Sunday, November 2, 2014

Leaf-fall and Autumn Birdwatching

We have a large, beautiful maple tree in front of our house, which makes a nice staging point for birds coming to our feeders. In the summer, we may hear the birds in the tree, but we don't see them until they leave the thick leafy cover. In the fall, for a week or two the tree is gloriously golden-pink, and then, of course, the leaves fall. My sadness at losing the color is never long-lived, because as the leaves drop, the birds become visible in the tree once more and I know we have entered one of our most satisfying birdwatching seasons. Our summer birds have departed, the goldfinches have put on their winter plumage, the dark-eyed juncos have arrived for the season, and we are ready to hunker down by the living room window, camera and binoculars at hand, to see what we will see.

Our maple on October 17

Downy Woodpecker with backdrop of golden leaves, October 17

What we lose in leafy loveliness, we'll gain in bird visibility.
October 24

Winter-plumage American Goldfinch

This female Red-bellied Woodpecker has become a regular visitor
to the peanut feeder as the light starts to fade each recent evening. When she
leaves the feeder, I can see her moving higher and higher in the maple tree.

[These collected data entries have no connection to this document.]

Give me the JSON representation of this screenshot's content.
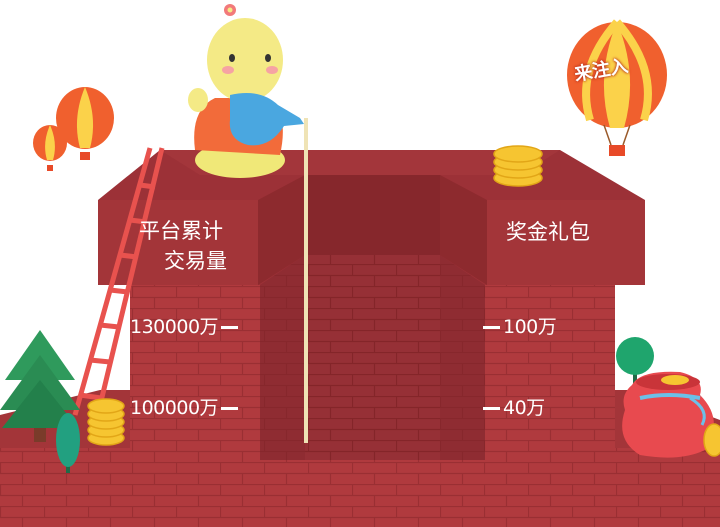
{
  "balloon_text": "来注入",
  "left_header": {
    "line1": "平台累计",
    "line2": "交易量"
  },
  "right_header": "奖金礼包",
  "levels": [
    {
      "volume": "130000万",
      "bonus": "100万"
    },
    {
      "volume": "100000万",
      "bonus": "40万"
    }
  ],
  "colors": {
    "brick": "#b03a3e",
    "brick_dark": "#8d2a2e",
    "pit": "#9b3237",
    "coin": "#f6c531",
    "stream": "#efe3b5"
  }
}
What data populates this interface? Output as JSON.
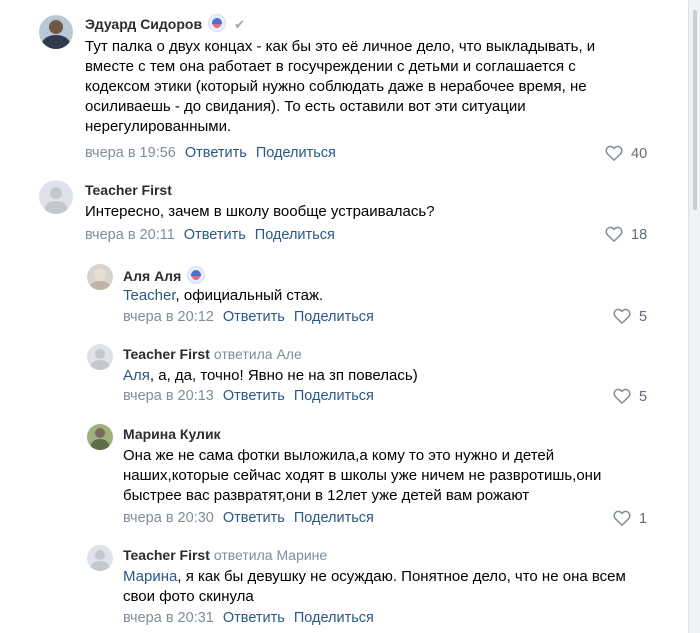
{
  "comments": [
    {
      "author": "Эдуард Сидоров",
      "text": "Тут палка о двух концах - как бы это её личное дело, что выкладывать, и вместе с тем она работает в госучреждении с детьми и соглашается с кодексом этики (который нужно соблюдать даже в нерабочее время, не осиливаешь - до свидания). То есть оставили вот эти ситуации нерегулированными.",
      "time": "вчера в 19:56",
      "reply": "Ответить",
      "share": "Поделиться",
      "likes": "40"
    },
    {
      "author": "Teacher First",
      "text": "Интересно, зачем в школу вообще устраивалась?",
      "time": "вчера в 20:11",
      "reply": "Ответить",
      "share": "Поделиться",
      "likes": "18"
    },
    {
      "author": "Аля Аля",
      "mention": "Teacher",
      "text": ", официальный стаж.",
      "time": "вчера в 20:12",
      "reply": "Ответить",
      "share": "Поделиться",
      "likes": "5"
    },
    {
      "author": "Teacher First",
      "reply_to": "ответила Але",
      "mention": "Аля",
      "text": ", а, да, точно! Явно не на зп повелась)",
      "time": "вчера в 20:13",
      "reply": "Ответить",
      "share": "Поделиться",
      "likes": "5"
    },
    {
      "author": "Марина Кулик",
      "text": "Она же не сама фотки выложила,а кому то это нужно и детей наших,которые сейчас ходят в школы уже ничем не развротишь,они быстрее вас развратят,они в 12лет уже детей вам рожают",
      "time": "вчера в 20:30",
      "reply": "Ответить",
      "share": "Поделиться",
      "likes": "1"
    },
    {
      "author": "Teacher First",
      "reply_to": "ответила Марине",
      "mention": "Марина",
      "text": ", я как бы девушку не осуждаю. Понятное дело, что не она всем свои фото скинула",
      "time": "вчера в 20:31",
      "reply": "Ответить",
      "share": "Поделиться"
    }
  ]
}
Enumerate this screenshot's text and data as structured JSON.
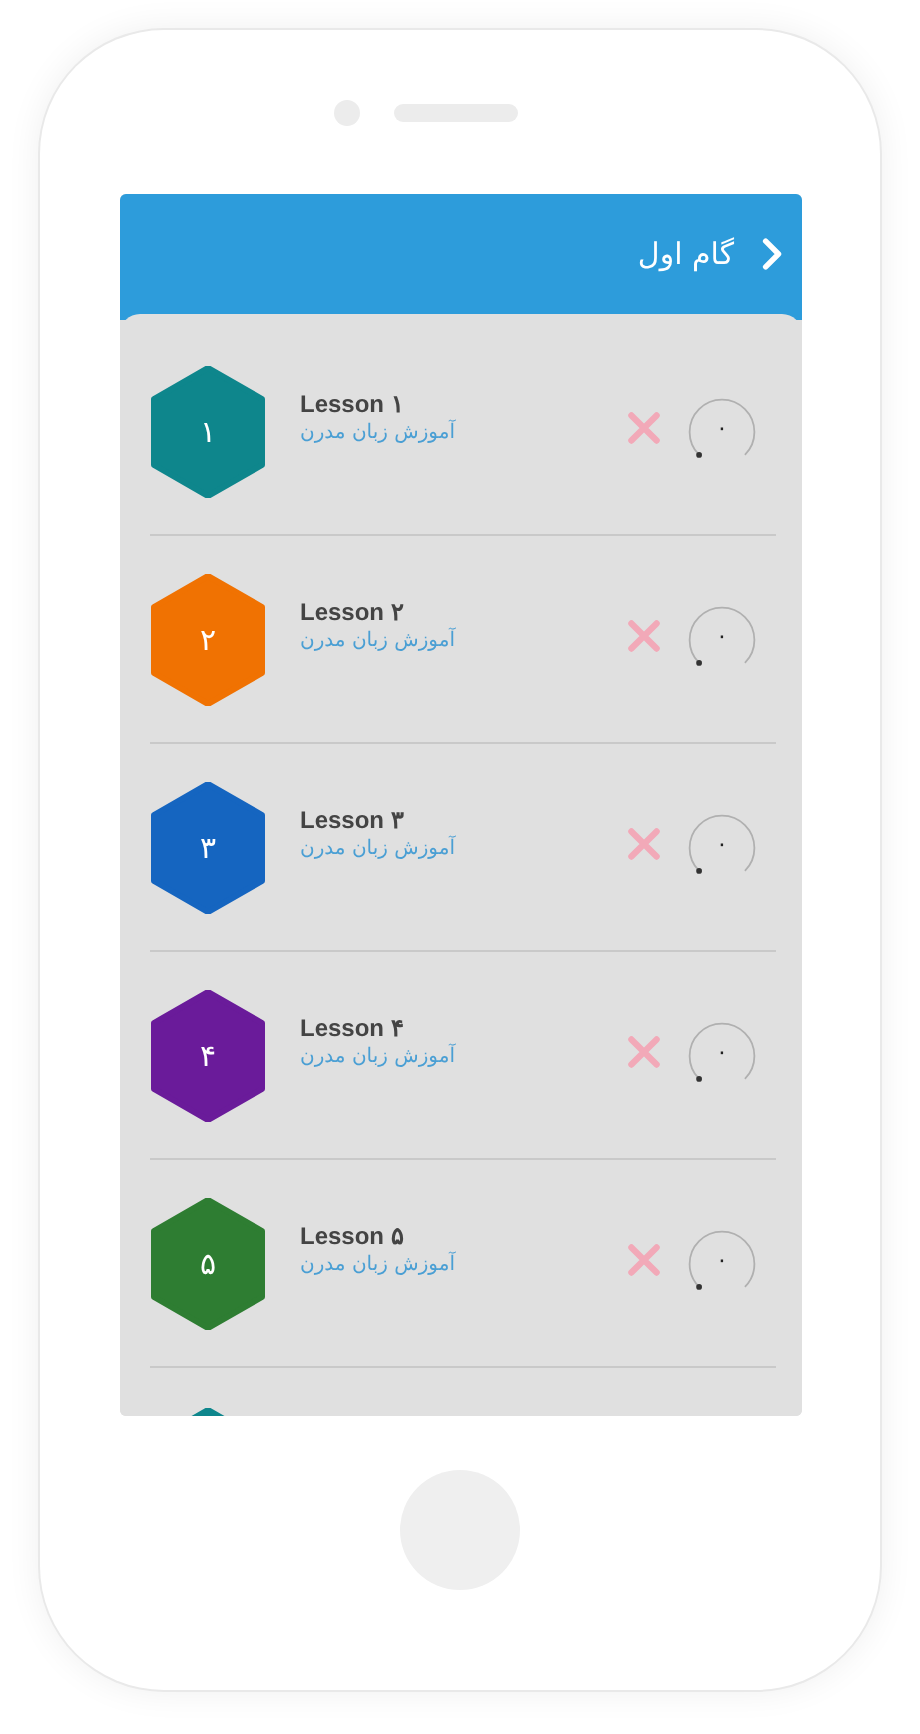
{
  "header": {
    "title": "گام اول"
  },
  "lessons": [
    {
      "kind": "lesson",
      "number": "۱",
      "title": "Lesson ۱",
      "subtitle": "آموزش زبان مدرن",
      "color": "#0e868c",
      "progress": "۰"
    },
    {
      "kind": "lesson",
      "number": "۲",
      "title": "Lesson ۲",
      "subtitle": "آموزش زبان مدرن",
      "color": "#f07202",
      "progress": "۰"
    },
    {
      "kind": "lesson",
      "number": "۳",
      "title": "Lesson ۳",
      "subtitle": "آموزش زبان مدرن",
      "color": "#1565c0",
      "progress": "۰"
    },
    {
      "kind": "lesson",
      "number": "۴",
      "title": "Lesson ۴",
      "subtitle": "آموزش زبان مدرن",
      "color": "#6a1b9a",
      "progress": "۰"
    },
    {
      "kind": "lesson",
      "number": "۵",
      "title": "Lesson ۵",
      "subtitle": "آموزش زبان مدرن",
      "color": "#2e7d32",
      "progress": "۰"
    },
    {
      "kind": "peek",
      "color": "#0e868c"
    }
  ]
}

The coiled whole-peanut feeder caught some falling leaves.

Sunday, October 12, 2014

October in the Arb

I've been resting a troublesome foot and so it has been weeks since I've taken a good walk in the Arb (the Carleton College Cowling Arboretum). Today I could not stay away, and so I walked gently for two and half miles through the eastern side of the Lower Arb. While the trees are more spectacular in town, where there are many brilliant maples, autumn in the Arb has its own mellow beauty -- the beauty of dried grasses and hard or fluffy seed pods, of shimmering milkweed floss, of rusty oaks and burgundy sumac and the sparkle of low sun skimming across the prairie.